I think the main challenge isn't getting people (or me, for that matter) to care — it's to convince us that what we do really does make a difference. It's hard to persuade a poor farmer to fix her leaky faucet when the mega-producer down the road is also wasting water — not by the drop, but by the millions (billions? trillions?) of gallons and doing so because it costs less money to drain an entire water table and dig a new well than it does to revamp the system and introduce more efficient irrigation techniques.

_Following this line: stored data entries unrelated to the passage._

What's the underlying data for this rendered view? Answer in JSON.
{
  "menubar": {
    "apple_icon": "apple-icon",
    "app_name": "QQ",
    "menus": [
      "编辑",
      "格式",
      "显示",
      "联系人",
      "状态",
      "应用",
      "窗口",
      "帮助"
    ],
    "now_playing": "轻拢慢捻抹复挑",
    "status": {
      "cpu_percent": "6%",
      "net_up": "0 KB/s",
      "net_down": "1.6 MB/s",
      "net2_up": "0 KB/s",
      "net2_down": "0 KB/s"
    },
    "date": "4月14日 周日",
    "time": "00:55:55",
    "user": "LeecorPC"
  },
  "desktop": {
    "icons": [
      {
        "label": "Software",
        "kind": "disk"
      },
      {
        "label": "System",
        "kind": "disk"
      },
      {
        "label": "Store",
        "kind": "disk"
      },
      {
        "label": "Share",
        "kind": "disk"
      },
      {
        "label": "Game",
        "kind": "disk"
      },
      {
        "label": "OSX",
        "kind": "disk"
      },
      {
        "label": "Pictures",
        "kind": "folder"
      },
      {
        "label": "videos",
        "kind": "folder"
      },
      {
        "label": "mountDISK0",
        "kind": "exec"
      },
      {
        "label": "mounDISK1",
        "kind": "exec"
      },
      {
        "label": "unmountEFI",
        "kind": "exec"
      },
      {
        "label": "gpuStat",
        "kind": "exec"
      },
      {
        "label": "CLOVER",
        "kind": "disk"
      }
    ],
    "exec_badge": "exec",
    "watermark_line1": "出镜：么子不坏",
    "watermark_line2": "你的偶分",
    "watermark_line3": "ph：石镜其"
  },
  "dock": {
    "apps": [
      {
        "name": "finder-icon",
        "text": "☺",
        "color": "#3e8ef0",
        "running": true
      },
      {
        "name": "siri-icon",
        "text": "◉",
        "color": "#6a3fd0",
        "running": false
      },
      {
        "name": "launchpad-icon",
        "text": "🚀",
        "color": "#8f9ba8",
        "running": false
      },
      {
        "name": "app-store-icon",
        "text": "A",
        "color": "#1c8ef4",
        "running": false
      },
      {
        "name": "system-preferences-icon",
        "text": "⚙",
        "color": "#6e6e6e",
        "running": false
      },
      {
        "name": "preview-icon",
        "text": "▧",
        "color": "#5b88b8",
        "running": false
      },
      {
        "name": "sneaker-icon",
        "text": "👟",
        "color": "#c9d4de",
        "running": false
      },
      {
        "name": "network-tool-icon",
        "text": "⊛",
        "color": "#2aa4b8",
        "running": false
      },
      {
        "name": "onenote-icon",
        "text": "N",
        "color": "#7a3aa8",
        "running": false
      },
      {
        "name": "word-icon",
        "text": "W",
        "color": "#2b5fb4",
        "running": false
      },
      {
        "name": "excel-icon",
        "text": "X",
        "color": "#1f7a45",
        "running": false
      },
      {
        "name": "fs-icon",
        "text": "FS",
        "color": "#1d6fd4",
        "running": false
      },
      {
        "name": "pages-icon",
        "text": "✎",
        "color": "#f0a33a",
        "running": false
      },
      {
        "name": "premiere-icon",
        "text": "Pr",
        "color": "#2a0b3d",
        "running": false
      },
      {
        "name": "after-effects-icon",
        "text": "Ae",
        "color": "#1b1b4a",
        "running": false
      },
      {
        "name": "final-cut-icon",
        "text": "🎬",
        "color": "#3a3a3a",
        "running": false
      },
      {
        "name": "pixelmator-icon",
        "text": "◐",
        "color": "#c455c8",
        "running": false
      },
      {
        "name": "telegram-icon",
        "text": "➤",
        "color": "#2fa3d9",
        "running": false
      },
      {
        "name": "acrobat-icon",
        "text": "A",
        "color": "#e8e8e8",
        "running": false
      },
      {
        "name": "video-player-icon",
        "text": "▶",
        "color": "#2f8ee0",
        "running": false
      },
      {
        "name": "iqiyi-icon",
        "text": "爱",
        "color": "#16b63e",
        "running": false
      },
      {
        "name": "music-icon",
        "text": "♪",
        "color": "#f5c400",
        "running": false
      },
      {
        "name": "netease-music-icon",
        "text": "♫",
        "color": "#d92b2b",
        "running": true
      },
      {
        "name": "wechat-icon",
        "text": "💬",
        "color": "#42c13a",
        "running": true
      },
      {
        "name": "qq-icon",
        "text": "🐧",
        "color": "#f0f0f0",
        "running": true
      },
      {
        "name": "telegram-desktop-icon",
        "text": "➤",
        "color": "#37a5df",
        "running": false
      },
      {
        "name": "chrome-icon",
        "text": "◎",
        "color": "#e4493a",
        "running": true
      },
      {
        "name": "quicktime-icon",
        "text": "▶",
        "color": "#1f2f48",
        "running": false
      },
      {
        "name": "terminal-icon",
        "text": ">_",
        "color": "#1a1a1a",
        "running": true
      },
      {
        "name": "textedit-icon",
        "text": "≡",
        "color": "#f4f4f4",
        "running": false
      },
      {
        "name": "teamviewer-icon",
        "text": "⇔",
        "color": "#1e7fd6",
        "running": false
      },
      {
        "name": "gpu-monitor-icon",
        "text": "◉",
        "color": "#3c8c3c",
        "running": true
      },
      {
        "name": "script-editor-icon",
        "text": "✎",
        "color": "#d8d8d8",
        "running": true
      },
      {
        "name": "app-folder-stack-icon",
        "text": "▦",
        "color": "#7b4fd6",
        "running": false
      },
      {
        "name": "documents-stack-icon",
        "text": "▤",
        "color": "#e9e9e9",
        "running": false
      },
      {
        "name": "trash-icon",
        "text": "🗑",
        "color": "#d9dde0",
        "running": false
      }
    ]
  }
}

I've been inspired by the Standing Rock Sioux Nation, the Guardians of Yaoska in Nicaragua, and the Rak Chiang Khong group in Thailand and continue to look to them for guidance — individuals and groups of people who are willing to risk everything to protect and defend their water sources. I pray that I may someday be "there" — that I may be willing to put myself on the front line to protect the very thing that keeps us all alive, to protect the right of all of us to at least survive, and to protect the holy gift that God has given us.
[Kari Pohl is a Sister of St. Joseph of Baden, Pennsylvania, who had been serving in Nicaragua until December 2016 in the fields of community health education and pastoral ministry.]